Breakdown processes in metal halide lamps

Metal halide lamps typically have cold fills of tens to a few hundred Torr of a rare gas and the vapour from the dosing of a metal halide solid and mercury. Breakdown and starting of the lamp occurs following application of multi-kV pulses across electrodes separated by a few centimetres. Restarting of warm lamps is often problematic as the available voltage is insufficient to break down the higher pressure (>many atm) of metal halide vapour. In this paper, fundamental processes during breakdown in cold and warm, idealized metal halide lamps in mixtures of Ar and Hg are investigated using a two-dimensional fluid model for plasma transport.

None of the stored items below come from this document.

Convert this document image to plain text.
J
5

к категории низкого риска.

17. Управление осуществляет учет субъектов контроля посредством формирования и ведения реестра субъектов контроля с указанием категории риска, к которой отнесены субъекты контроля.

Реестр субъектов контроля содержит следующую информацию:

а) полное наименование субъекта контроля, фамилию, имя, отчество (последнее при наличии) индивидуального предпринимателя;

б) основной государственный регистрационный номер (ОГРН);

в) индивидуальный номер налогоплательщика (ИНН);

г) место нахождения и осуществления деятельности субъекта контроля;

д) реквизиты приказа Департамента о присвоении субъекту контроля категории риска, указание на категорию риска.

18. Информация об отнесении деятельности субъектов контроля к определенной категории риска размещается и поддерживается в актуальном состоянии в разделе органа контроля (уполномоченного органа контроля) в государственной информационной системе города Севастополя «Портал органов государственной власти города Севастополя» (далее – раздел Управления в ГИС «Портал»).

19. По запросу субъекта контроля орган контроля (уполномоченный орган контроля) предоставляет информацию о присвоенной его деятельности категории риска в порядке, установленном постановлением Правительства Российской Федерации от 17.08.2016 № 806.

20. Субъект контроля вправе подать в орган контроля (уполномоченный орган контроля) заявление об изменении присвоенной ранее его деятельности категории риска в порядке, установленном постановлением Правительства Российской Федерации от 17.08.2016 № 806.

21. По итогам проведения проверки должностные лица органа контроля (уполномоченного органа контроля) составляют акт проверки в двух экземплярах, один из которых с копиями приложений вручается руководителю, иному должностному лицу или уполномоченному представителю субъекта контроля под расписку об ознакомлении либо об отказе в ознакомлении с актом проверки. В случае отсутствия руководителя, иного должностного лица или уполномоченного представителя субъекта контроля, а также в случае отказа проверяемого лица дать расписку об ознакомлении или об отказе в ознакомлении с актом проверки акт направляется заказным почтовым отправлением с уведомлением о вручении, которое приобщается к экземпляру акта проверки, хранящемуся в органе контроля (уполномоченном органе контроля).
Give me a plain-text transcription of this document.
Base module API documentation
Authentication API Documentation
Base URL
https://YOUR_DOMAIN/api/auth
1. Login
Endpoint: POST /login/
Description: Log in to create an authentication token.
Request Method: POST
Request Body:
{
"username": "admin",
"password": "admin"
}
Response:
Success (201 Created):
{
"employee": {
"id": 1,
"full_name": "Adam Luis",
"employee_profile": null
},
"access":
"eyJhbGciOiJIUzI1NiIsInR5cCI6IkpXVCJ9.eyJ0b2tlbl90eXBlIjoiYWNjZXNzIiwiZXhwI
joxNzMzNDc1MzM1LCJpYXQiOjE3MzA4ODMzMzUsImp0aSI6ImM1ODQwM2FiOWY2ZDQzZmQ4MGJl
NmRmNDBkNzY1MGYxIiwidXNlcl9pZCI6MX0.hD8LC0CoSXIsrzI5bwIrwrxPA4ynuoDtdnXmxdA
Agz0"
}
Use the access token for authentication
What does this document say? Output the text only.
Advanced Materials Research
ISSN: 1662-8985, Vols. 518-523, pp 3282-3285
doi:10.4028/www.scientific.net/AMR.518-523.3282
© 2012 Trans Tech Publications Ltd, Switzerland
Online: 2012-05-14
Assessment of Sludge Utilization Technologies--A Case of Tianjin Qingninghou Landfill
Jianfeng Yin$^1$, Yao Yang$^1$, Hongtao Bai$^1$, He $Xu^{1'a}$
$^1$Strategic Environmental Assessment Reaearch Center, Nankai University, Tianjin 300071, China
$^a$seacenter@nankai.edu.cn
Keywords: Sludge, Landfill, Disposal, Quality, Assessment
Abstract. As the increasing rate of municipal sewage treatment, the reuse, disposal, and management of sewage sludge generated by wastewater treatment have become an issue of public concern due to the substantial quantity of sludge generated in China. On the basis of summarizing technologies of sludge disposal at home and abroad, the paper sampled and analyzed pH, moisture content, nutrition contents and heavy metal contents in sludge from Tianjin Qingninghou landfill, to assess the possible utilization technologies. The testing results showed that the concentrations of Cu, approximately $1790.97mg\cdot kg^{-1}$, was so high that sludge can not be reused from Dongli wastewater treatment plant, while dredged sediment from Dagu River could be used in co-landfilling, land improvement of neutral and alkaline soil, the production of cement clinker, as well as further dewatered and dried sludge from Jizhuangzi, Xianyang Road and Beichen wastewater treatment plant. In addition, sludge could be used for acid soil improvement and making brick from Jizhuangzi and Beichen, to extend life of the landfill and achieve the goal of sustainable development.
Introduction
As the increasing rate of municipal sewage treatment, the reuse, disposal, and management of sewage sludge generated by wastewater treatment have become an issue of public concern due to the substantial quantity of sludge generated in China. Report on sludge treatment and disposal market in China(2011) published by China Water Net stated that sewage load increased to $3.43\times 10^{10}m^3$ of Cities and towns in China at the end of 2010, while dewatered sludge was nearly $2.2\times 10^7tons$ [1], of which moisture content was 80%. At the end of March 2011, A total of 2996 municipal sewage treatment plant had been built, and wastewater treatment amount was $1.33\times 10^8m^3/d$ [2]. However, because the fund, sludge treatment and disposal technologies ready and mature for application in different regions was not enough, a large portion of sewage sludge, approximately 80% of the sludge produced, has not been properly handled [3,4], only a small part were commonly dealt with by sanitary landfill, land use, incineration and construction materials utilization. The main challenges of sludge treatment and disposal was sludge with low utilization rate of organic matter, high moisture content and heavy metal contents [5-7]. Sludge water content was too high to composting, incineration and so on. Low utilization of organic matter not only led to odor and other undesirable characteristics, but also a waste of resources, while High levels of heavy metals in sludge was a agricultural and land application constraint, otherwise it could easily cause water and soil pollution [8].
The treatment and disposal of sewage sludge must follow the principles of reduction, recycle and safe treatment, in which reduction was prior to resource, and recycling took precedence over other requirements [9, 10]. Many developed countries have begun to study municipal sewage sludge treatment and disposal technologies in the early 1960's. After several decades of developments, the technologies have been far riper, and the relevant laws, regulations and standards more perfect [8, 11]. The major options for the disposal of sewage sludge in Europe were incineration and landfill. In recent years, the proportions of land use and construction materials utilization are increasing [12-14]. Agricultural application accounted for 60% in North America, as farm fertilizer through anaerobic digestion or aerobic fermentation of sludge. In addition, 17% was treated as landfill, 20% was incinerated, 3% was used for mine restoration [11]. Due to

We find that the capacitances of the walls of the discharge tube and adjacent ground planes are important in determining the breakdown voltage and avalanche characteristics. The prompt capacitance represented by, for example, external trigger wires provides a larger E/N to sustain ionization early in the avalanche. This effect is lost as the walls charge and shield the plasma from the ground planes. More rapid breakdown occurs in slightly warm lamps having small vapour pressures of Hg due to the resulting Penning mixture. Warmer lamps, having larger mole fractions of Hg, have less efficient breakdown as the increase in momentum transfer of the electrons is not offset by the additional ionization sources of the Penning mixture.